Because I'm assuming it will. Our society, for all it's gadgetry and "self-helpthink" geared toward making our lives more simple, is still very steadily plodding along to more and more complexity, in my opinion.

Yeah, I'm sure it's been good for something. Well, I take that back; I'm not totally sure. Are more people really receiving more help to live better lives, or is all this complexity just shoving us toward bigger and better ways to increase our own comfort, financial success and sense of self-importance? Sometimes I question if it's really worth it.

I'm not going to lie; one reason I love reading books set in earlier time periods is because I love fantasizing about a time when our world had not be revolutionized by modern technology. Everything moved more slowly, I think, pre-internet and other tech advances. Yeah, we get more done, now...but at what cost? Our way of living has been forever changed, and (outside of medical advances) I really can't decide if the good outweighs the bad.

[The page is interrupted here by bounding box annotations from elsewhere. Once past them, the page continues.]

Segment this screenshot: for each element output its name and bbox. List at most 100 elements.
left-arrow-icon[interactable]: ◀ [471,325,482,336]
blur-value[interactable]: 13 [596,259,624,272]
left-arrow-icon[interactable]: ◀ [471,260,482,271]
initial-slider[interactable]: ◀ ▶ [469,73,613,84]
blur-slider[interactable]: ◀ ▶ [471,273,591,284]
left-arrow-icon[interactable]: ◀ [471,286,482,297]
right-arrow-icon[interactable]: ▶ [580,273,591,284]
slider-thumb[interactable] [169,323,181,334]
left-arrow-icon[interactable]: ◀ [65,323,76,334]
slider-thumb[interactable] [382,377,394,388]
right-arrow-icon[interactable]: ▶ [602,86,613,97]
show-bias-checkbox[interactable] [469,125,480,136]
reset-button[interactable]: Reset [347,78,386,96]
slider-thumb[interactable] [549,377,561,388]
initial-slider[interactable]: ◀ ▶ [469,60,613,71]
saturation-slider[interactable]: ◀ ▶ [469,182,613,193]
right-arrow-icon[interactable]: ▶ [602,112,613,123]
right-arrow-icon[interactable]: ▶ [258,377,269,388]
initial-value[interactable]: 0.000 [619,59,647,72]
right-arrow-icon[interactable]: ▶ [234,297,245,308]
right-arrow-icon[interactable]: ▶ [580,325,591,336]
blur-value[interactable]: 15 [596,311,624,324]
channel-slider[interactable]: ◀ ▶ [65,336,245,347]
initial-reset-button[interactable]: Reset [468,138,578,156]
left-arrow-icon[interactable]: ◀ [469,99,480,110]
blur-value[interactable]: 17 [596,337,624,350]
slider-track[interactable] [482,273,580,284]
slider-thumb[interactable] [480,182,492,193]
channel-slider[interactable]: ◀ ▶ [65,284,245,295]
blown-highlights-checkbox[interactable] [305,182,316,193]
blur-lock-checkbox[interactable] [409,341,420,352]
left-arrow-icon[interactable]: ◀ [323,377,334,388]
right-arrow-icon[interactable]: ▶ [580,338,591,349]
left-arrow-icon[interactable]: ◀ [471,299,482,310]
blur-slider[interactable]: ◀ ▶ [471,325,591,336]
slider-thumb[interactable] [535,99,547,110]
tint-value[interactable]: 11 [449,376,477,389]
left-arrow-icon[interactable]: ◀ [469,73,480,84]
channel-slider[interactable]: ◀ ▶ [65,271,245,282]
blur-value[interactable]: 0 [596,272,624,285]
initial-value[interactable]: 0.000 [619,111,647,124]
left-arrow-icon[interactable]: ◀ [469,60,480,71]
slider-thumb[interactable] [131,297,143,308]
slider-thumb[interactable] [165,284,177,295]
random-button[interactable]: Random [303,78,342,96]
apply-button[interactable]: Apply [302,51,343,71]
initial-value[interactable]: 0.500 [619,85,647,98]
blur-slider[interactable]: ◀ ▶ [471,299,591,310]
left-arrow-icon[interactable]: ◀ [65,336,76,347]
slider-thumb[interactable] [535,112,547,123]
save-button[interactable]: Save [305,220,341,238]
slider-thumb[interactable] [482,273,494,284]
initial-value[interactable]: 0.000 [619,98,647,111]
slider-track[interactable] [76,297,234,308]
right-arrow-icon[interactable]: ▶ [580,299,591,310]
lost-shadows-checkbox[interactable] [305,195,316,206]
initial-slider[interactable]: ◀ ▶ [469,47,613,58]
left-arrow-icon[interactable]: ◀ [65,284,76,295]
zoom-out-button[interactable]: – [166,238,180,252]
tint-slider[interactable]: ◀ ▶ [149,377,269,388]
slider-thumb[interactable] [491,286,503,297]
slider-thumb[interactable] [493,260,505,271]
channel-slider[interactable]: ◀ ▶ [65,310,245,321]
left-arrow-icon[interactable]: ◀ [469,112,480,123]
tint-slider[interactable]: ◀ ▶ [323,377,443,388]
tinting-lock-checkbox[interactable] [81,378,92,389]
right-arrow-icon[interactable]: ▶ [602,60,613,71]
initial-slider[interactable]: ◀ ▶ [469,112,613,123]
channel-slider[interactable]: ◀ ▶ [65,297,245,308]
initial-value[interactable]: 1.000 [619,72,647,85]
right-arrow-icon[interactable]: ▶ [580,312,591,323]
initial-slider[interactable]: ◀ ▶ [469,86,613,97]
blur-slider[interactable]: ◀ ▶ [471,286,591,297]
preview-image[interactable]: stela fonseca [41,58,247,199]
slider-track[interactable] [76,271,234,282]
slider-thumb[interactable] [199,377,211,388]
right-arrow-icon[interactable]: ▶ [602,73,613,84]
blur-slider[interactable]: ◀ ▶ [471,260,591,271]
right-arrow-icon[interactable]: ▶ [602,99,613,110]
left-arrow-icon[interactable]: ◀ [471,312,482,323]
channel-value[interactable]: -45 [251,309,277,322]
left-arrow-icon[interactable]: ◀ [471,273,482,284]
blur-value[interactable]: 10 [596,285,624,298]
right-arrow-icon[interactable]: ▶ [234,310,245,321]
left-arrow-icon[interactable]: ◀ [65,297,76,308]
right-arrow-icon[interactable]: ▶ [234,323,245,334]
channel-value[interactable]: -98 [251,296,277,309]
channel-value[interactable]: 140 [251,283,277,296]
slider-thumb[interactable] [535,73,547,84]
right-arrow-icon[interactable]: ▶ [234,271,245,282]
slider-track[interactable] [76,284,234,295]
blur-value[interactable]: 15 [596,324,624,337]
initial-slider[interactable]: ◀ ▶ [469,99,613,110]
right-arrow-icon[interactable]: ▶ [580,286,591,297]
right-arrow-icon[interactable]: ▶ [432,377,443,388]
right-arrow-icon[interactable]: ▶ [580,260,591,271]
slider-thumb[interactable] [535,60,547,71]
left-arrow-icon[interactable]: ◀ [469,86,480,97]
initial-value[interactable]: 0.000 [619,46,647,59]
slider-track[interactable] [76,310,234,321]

If you think I'm being melodramatic, let me tell you this: I have lived almost directly across the street from an acquaintance from church for more than a year now. Have we ever hung out, being about a 3-second walk from each other? Nope, because we didn't realize we were neighbors until last week! How did we not know this?? Once upon a time, there would have been no way to not know this.

Sigh...I love having cutting-edge medicine and DVDs, but other than that, I think modern life is too complicated for my taste.

Sunday, December 14, 2008

all i want for Christmas...

...is to be able to breathe normally. Seriously, Santa, that would be great!

that, and to find my good capo, dangit.